Update 2025-07-25 (PST) (AI summary of creator comment): The market will resolve to YES under either of the following conditions:
The Olympiad Committee awards a gold medal to the AI for answering only the theoretical part of the test.
If experiments are required to attain gold, the AI must complete them using the previously specified methods (e.g., directing a human assistant, using robots, or using committee-approved simulations).
@__lockheedmartin it is my understanding that those exams are only pen and paper. Do you have evidence to the contrary?
@AlanTuring IPhO at least is 30pt theory 20pt experimental; if you assigned AI an experimental score of 0 it would be pretty much impossible for it to achieve gold. I'm unsure of exact formats for chemistry and biology but I'm pretty sure they have lab elements.
IESO has a practical (usually field work) that is also scored alongside the test; I could see this being implemented by feeding the model images of the site in addition to the practical question paper.
@__lockheedmartin this is an interesting development. I will accept the AI as the one solving the problem if it directs a human to do experiments on its behalf. However, the AI must come up with the ideas and protocol to conduct the experiment and the human is only doing the physical work on behalf of AI that lacks embodiment. In that situation I will resolve it as Yes. Similarly, if the AI uses robots to do the experiments then I will resolve it yes. If the AI uses computer simulations to conduct the experiments and that method is acceptable to the Olympiad committee I will also resolve that as “Yes.”
@AlanTuring Can you confirm you would resolve NO if someone claims to have gotten a gold medal in the Chemistry Olympiad but only on the theoretical exam? No effort towards doing the practical exam.
@QuimLast Is there a separate medal for the experimental and theoretical side? Surely it’s still gold if the theoretical side had enough points to grant someone gold overall, is what I’m trying to say
@QuimLast someone earlier claimed that a student must pass both the theoretical and experimental parts of the test to earn gold. Do you have evidence that passing only the theoretical part can earn someone gold on the test?
@AlanTuring I'm not sure about chemistry specifically; it's different for each olympiad. However in physics the way the medal cutoffs work out (percentage based for all olympiads) it's impossible to get gold without some nonzero score on the experiment.
AFAIK all olympiads with practical components have unified medals for both practical and theoretical to make sure people don't prioritize only one; IESO has seperate awards for the group projects (ESP and ITFI) but that's different.
@__lockheedmartin If the Olympiad Committee gives gold to the AI for only answering the theoretical part of the test that would resolve this question as YES.
If attaining gold requires doing experiments then I will accept the AI using the methods previously mentioned to resolve this question as YES.
@Bayesian it's normally 60% of the grade from the theoretical exam and 40% from the practical exam. Someone might claim that the AI performed at the level of a gold medallist in the theoretical exam, while performing the practical exam would be out of scope.

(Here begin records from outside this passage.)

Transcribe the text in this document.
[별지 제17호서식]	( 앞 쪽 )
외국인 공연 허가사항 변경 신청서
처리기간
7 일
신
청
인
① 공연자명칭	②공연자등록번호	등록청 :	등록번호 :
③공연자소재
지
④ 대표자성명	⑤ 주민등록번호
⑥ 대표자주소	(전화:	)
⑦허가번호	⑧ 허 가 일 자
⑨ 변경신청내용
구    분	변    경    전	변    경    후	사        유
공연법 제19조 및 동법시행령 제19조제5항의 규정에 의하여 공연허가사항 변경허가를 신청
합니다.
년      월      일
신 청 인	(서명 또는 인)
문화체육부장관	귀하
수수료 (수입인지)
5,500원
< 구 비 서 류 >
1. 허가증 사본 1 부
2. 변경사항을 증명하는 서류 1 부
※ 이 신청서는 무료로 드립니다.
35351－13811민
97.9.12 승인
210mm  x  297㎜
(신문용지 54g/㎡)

Or say something like "Would have gotten a gold medal if the practical exam was the average marks of a student" or something like that. Was just looking for some clarification!
“Notably, o3 achieves a gold medal at the 2024 IOI and obtains a CodeForces rating on par with elite human competitors.”
Advanced version of Gemini with Deep Think officially achieves gold-medal standard at the International Mathematical Olympiad
@AlanTuring Yes. you can resolve one option at a time. Try clicking the "resolve" button to open the options, you can easily click out of it. (There is similar linked market type where you have to resolve everything at once.)